CGTraderは、元3Dデザイナーのマリウス・カリティス氏(現在は最高執行責任者)と、長年の起業家であるダリア・ラサイテ氏によって2011年に設立されました。このスタートアップはここ数年、大手ベンチャーキャピタルからの大規模な資金調達ラウンドを通じて、資金調達への関心が高まっています。また、ナイキ、マイクロソフト、Shopify、Crate&Barrelといった大企業を含む顧客基盤も拡大しています。

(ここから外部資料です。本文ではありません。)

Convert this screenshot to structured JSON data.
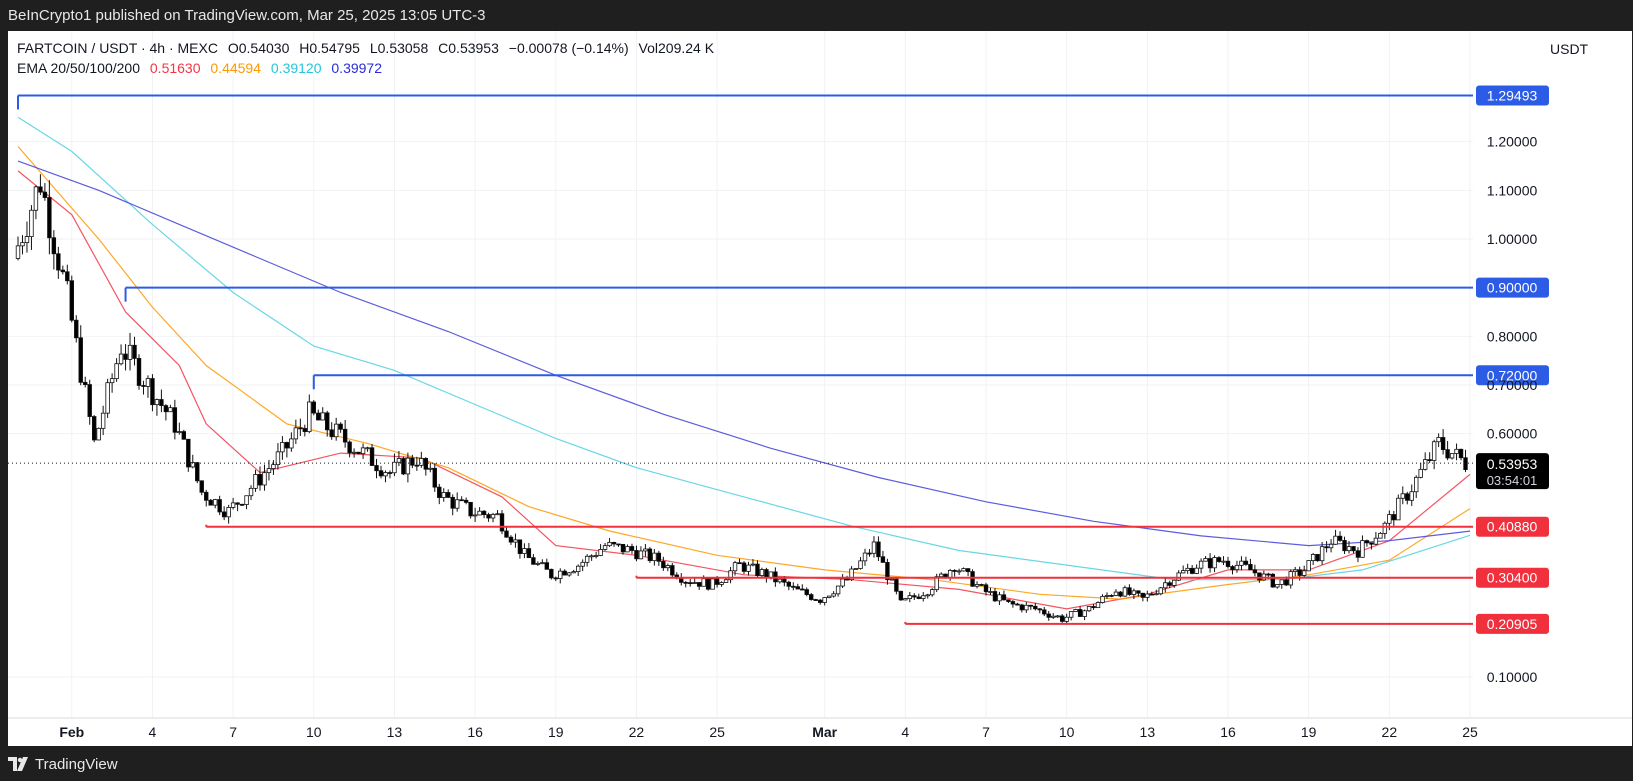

CGTrader の創設者である Dalia Lasaite (左) と Marius Kalytis の、おそらくコンピュータで生成されたものではない画像。
CGTraderの創設者ダリア・ラサイテ氏(左)とマリウス・カリティス氏の、おそらくコンピューターで生成されたものではない画像。写真:CGTrader

ラサイテ氏は自社の魅力を次のようにまとめた。

3Dモデルは、プロの3D業界で広く使用されているだけでなく、eコマースにおいても、魅力的な製品ビジュアルを作成するためのより便利で費用対効果の高い方法となっています。当社のARsenalエンタープライズプラットフォームを利用すれば、写真と見分けがつかないほどリアルな3Dビジュアルを最大10倍も低コストで作成できます。写真とは異なり、3Dモデルは単なる静止画ではなく、ユーザーが製品が自宅にどのように見えるか、そしてどのようにフィットするかを確認できる、高度にインタラクティブなAR体験を作成するためにも使用できます。従来の写真は、eコマースにおいて急速に時代遅れになりつつあります。

コンピューターで生成されたアームチェア。
コンピューターで生成されたアームチェア。写真:CGTrader

新型コロナウイルス感染症(COVID-19)の流行により、従来のメディアキャンペーンが健康上の制限によって制限されたため、eコマース業界はマーケティングにおいてCGIとARへの依存を加速させました。こうしたトレンドは今後数年間、ますます顕著になると予測されています。これはマーケティングにとって確かに刺激的な新たな一歩ですが、「不気味の谷」現象がもたらす今後の方向性も示唆しています。近い将来、私たちはオンラインの世界に住むようになり、ゴルフをするトム・クルーズであれ、スクロールして通り過ぎたばかりの籐のオットマンであれ、何が現実で何が非現実か区別がつかなくなるでしょう。